La señora Shaw soltó un gruñido.
—¿Tienes algún trabajo de la escuela para enseñarme? Si tienes alguno, enséñamelo enseguida porque llevo la cena atrasada.
—Hoy no tengo nada —respondió. Salió de la despensa, cogió una botella de soda y pasó a la sala de estar. Conectó «The Hollywood Squares» y se puso a mirar el programa distraídamente mientras las voces discutían y seguían saliendo a la superficie nuevos recuerdos de aquel mundo polvoriento.
SIETE
Su padre y su madre no se percataron de que le pasara nada extraño —su padre no llegó a casa hasta las nueve y media— y eso a Jake le pareció bien. Se acostó a las diez y permaneció tendido a oscuras, escuchando la ciudad que se extendía al otro lado de la ventana: frenos, bocinazos, lamentos de las sirenas.
«Te moriste».
«No es verdad. Estoy aquí, a salvo en mi propia cama».
«Eso no importa. Te moriste, y tú lo sabes».
Lo peor de todo era que sabía las dos cosas.
No sé cuál de las voces dice la verdad, pero sé que no puedo seguir soportándolo. Así que dejadlo estar, las dos. Parad de discutir y dejadme en paz. ¿De acuerdo? Por favor.
Pero las voces no querían. Por lo visto, no podían. Y a Jake se le ocurrió que debía levantarse de la cama —en aquel mismo instante— y abrir la puerta del baño. El otro mundo estaría allí. La Estación de Paso estaría allí y el resto de él también estaría allí, acurrucado en el establo bajo una vieja manta, intentando dormir y preguntándose qué diablos le había ocurrido.

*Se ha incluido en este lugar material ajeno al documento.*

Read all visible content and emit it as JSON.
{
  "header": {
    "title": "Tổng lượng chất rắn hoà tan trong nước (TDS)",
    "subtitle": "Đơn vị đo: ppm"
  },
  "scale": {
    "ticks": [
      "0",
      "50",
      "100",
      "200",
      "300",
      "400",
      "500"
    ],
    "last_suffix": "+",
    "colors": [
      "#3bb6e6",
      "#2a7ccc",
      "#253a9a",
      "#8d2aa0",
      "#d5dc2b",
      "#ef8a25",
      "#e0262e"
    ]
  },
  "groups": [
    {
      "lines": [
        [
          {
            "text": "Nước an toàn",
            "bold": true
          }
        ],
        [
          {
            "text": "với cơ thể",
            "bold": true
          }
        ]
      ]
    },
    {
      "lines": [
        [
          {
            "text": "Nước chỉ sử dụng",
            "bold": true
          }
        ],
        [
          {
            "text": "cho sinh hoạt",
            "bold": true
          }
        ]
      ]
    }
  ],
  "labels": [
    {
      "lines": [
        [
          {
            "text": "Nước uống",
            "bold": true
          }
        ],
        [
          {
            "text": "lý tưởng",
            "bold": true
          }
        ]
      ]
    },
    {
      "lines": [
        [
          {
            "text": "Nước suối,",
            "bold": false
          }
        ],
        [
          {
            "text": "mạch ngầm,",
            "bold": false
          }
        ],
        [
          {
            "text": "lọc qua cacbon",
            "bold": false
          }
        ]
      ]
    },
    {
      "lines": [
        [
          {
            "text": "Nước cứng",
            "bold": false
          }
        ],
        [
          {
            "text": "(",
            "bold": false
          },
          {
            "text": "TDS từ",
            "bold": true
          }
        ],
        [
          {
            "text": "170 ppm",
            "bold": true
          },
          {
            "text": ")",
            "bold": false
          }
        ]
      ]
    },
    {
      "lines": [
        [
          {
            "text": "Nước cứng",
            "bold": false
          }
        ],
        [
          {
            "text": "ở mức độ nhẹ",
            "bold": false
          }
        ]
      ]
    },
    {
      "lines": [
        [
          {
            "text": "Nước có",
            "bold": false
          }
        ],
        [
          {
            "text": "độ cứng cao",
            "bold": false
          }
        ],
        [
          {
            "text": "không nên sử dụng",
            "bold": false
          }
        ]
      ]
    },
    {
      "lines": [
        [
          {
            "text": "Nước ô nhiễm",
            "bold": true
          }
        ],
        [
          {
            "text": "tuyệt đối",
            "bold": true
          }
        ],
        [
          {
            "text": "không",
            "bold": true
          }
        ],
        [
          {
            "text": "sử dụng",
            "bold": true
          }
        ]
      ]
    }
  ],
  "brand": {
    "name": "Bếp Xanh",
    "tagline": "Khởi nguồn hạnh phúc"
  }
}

Yo puedo decírselo, pensó Jake, entusiasmado. Echó a un lado el cobertor, sabiendo de súbito que aquella puerta que había junto a la estantería ya no conducía al cuarto de baño sino a un mundo que olía a calor, a salvia morada y a miedo en un puñado de polvo, un mundo que ahora yacía bajo el ala oscura de la noche. Puedo decírselo, pero no hará falta… porque estaré EN él… SERÉ él!
Cruzó el penumbroso dormitorio a la carrera, casi riendo de alivio, y abrió la puerta de un empujón. Y…
Y era su cuarto de baño. Únicamente su cuarto de baño, con el póster de Marvin Gaye enmarcado en la pared y la silueta de la persiana tendida sobre las baldosas del suelo en una sucesión de franjas de luz y sombra.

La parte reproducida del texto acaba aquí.